In my early days, I held a misconceived notion about writing. I thought it was all about perfect sentences, an idealistic assembly of words and phrases.
I was convinced that it revolved around sticking firmly to grammar rules like a ship rigidly attached to its anchor.
I had a picture in my head of ideas, always huge, like gigantic whales floating in the ocean of knowledge.
Eloquent expression was the gold standard, I believed if the writer’s sole purpose was to create a symphony of sophisticated phrases.
But, my journey through the realms of writing unfolded some delightful surprises.
I discovered that writing isn’t a quest for perfection, but a celebration of authenticity.
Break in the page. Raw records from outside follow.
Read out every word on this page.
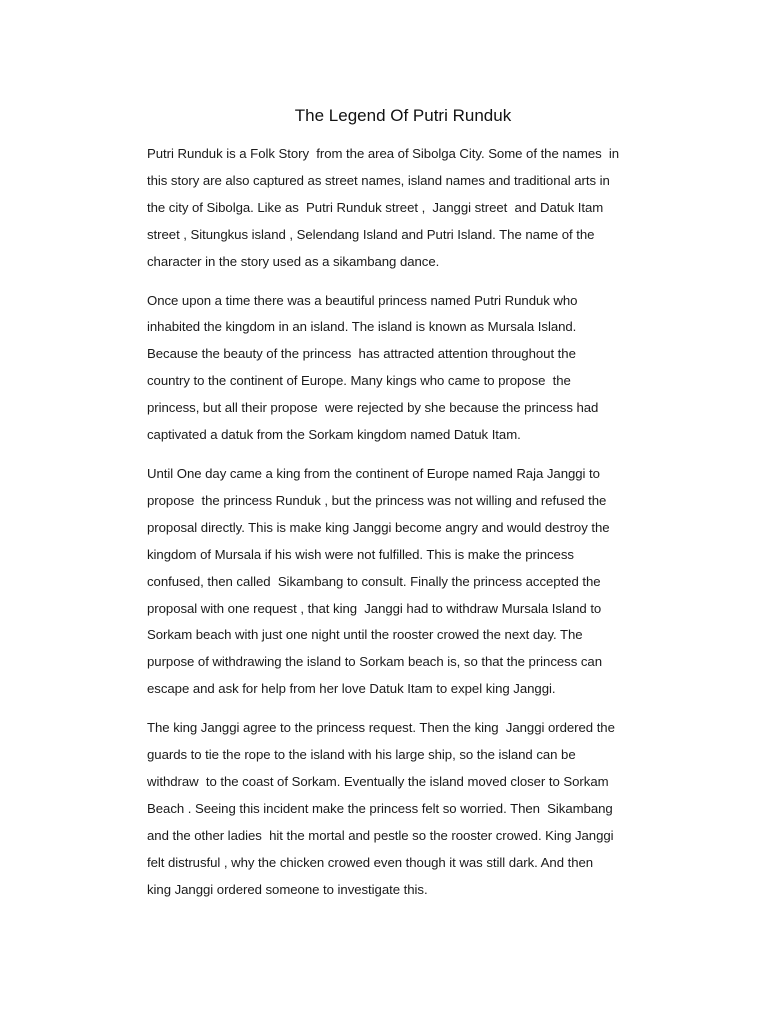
The Legend Of Putri Runduk

Putri Runduk is a Folk Story  from the area of Sibolga City. Some of the names  in
this story are also captured as street names, island names and traditional arts in
the city of Sibolga. Like as  Putri Runduk street ,  Janggi street  and Datuk Itam
street , Situngkus island , Selendang Island and Putri Island. The name of the
character in the story used as a sikambang dance.

Once upon a time there was a beautiful princess named Putri Runduk who
inhabited the kingdom in an island. The island is known as Mursala Island.
Because the beauty of the princess  has attracted attention throughout the
country to the continent of Europe. Many kings who came to propose  the
princess, but all their propose  were rejected by she because the princess had
captivated a datuk from the Sorkam kingdom named Datuk Itam.

Until One day came a king from the continent of Europe named Raja Janggi to
propose  the princess Runduk , but the princess was not willing and refused the
proposal directly. This is make king Janggi become angry and would destroy the
kingdom of Mursala if his wish were not fulfilled. This is make the princess
confused, then called  Sikambang to consult. Finally the princess accepted the
proposal with one request , that king  Janggi had to withdraw Mursala Island to
Sorkam beach with just one night until the rooster crowed the next day. The
purpose of withdrawing the island to Sorkam beach is, so that the princess can
escape and ask for help from her love Datuk Itam to expel king Janggi.

The king Janggi agree to the princess request. Then the king  Janggi ordered the
guards to tie the rope to the island with his large ship, so the island can be
withdraw  to the coast of Sorkam. Eventually the island moved closer to Sorkam
Beach . Seeing this incident make the princess felt so worried. Then  Sikambang
and the other ladies  hit the mortal and pestle so the rooster crowed. King Janggi
felt distrusful , why the chicken crowed even though it was still dark. And then
king Janggi ordered someone to investigate this.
Instead of constructing perfect sentences, I found joy in pouring out my heart, as it is, unfiltered and real.
The so-called ‘rules’ revealed themselves not as iron bars, but as guiding posts, there to show me the way, not to bind me. It was liberating.
And the ideas? They weren’t always gigantic whales. Sometimes they were tiny, gleaming fish, small but significant truths that often hold immense power.
But the most profound revelation was the role of the writer. Being the most eloquent speaker, it turned out, was less important than being the most empathetic listener. Writing, I realized, is about listening to the world, to others, and to oneself.
That’s what writing really is – an invitation to authenticity, a journey guided by flexible rules, a spotlight on small truths, and an exercise in empathetic listening.